Elizabeth "Spencer" Wetmore is an American politician from the state of South Carolina. She is a Democratic member of the South Carolina House of Representatives from the 115th district.

== Early life, education and career ==
Wetmore is from Charleston, South Carolina. She graduated from Academic Magnet High School in North Charleston, South Carolina, Princeton University, and Vanderbilt University Law School. After being sworn into the South Carolina Bar in 2010, Wetmore served as a Prosecutor for the Ninth Circuit Solicitor‘s Office in Charleston County.

== Political career ==
In 2015, Wetmore was appointed city manager for Folly Beach, South Carolina.

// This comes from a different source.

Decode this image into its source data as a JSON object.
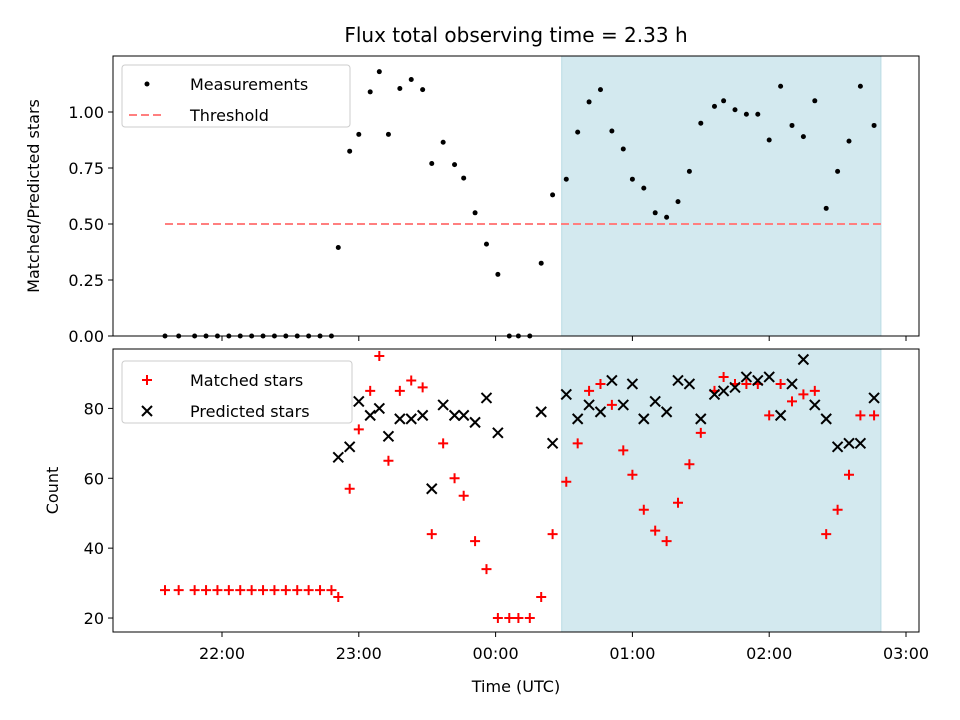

When Peter McCoy resigned from the 115th district seat in the South Carolina House to serve as a U.S. Attorney in 2020, Wetmore ran in the special election to succeed him and won the election on August 11, 2020. She serves on the House Judiciary Committee and the Regulations and Administrative Procedures Committee.

Wetmore and her husband, Burns, have lived in Folly Beach since 2012. They have two daughters.